Prima di dare un giudizio etico, bisogna seguire bene la discussione parlamentare. Sunak afferma che l’Inghilterra non può permettersi di dare asilo a masse di profughi che aspirano a diventare “lavoratori” senza possedere alcuna qualifica professionale. La fase di “riconversione” richiede corsi di aggiornamento di persone che non hanno alcuna “competenza tecnica” alle spalle, in un periodo di vacche magre e di disoccupazione.

Meglio scoraggiare questi esodi anche nell’interesse degli immigrati che sarebbero in gran parte destinati alla carità pubblica, alla delinquenza comune o a bande armate a sfondo etnico-religioso. Sunak non vuole creare un lager in Ruanda, ma un centro di “formazione” che fornisca le basi minime di professionalità per un avviamento al lavoro (anzitutto la lingua), tenuto conto delle esigenze effettive delle imprese inglesi.

Un’operazione del genere viene raccomandata in Libia e negli altri paesi del nord Africa, magari ad iniziativa della Comunità europea o dell’Onu. Se di questo si dovesse trattare, credo che la legge (analoga, per certi versi, al centro di raccolta in Albania voluto dalla Meloni) debba essere valutata in modo pragmatico.

Possibili rimedi.

Mi permetto di proporre alcuni rimedi per attenuare lo stress da perdita del lavoro e contenere la chiusura delle aziende. 

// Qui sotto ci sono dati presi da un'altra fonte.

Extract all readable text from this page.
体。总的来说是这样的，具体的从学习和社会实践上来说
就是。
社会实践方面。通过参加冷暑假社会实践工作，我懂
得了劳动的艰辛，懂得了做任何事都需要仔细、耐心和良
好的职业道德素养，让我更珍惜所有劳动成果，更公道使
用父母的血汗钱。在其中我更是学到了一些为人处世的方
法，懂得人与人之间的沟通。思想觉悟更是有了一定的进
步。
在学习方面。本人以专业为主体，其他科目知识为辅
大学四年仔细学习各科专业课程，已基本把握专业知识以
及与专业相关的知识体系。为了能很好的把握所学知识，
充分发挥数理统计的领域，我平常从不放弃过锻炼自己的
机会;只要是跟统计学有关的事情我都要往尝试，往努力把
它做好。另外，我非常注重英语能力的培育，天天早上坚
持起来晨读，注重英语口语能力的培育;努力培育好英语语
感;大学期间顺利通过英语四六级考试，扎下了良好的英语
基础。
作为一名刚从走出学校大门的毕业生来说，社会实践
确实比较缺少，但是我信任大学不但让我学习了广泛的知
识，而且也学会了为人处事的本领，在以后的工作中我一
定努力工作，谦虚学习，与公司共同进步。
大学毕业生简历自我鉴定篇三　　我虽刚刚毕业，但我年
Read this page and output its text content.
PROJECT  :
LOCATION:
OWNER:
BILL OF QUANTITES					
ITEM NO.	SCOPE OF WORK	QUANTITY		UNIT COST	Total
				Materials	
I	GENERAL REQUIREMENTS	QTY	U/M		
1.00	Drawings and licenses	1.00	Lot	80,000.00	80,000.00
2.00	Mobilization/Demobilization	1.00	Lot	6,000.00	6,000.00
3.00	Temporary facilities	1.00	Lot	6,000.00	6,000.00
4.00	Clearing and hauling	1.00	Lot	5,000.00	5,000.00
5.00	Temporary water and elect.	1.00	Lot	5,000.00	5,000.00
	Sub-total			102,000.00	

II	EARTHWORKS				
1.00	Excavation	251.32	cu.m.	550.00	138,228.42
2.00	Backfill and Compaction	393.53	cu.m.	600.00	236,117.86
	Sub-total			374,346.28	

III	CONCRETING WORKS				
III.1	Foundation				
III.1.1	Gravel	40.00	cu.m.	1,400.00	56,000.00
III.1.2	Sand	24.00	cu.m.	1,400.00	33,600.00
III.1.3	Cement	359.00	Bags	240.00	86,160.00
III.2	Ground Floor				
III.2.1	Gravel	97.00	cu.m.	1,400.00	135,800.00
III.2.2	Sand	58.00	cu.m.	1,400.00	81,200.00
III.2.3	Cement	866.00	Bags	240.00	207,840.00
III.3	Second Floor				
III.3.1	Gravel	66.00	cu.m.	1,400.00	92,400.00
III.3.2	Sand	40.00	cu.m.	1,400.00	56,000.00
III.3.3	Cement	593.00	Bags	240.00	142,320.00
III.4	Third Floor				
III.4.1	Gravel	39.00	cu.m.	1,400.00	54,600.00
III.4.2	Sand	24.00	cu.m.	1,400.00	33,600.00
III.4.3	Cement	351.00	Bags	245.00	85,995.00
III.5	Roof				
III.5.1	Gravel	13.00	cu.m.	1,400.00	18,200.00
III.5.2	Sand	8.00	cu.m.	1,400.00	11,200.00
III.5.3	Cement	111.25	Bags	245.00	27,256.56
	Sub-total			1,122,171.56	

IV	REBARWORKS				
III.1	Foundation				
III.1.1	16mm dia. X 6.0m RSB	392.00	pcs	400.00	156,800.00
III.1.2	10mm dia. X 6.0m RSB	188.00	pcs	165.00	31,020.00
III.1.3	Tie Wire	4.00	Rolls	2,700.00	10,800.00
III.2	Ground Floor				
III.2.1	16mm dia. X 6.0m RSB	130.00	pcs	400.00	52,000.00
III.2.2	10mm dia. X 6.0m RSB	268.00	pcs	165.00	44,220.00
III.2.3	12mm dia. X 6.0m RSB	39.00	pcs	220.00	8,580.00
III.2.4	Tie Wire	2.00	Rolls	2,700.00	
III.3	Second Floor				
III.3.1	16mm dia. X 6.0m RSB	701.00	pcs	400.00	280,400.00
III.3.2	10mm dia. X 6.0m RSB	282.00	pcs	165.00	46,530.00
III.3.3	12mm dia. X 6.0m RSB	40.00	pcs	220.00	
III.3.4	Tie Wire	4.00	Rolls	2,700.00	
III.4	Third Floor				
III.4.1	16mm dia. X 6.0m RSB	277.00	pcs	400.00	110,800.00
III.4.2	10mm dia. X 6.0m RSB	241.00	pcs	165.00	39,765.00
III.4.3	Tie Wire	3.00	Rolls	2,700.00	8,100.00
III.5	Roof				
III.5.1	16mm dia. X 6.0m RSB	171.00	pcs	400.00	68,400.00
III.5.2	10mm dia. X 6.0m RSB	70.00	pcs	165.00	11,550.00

Il Governo francese ha organizzato un fondo di investimento insieme con Alstom, Bombardier, SNCF, RATP che può rilevare quote di minoranza delle PMI con potenzialità di sviluppo, per supportarle nella crescita internazionale. Perchè non si muovono la Cassa Depositi e Prestiti, l’Eni e la Leonardo? 

Se è vero che i manager devono retribuire anzitutto gli azionisti, nulla vieterebbe che una parte degli utili conseguiti siano destinati ad un fondo speciale a favore dei lavoratori licenziati dalle aziende che si ristrutturano. Ed è possibile pensare che le aziende beneficiarie di fondi pubblici, le quali chiudono lo stabilimento, debbano pagare indennità una tantum ai licenziati per integrare i sussidi già previsti a carico dello Stato.

Infine, in sintonia a quanto aveva proposto l’americano Butler, si potrebbe consentire ai lavoratori rimasti disoccupati di pagare imposte a carattere forfettario per l’attività di lavoro autonomo da essi svolta, al fine di sopperire ai mancati guadagni da lavoro dipendente.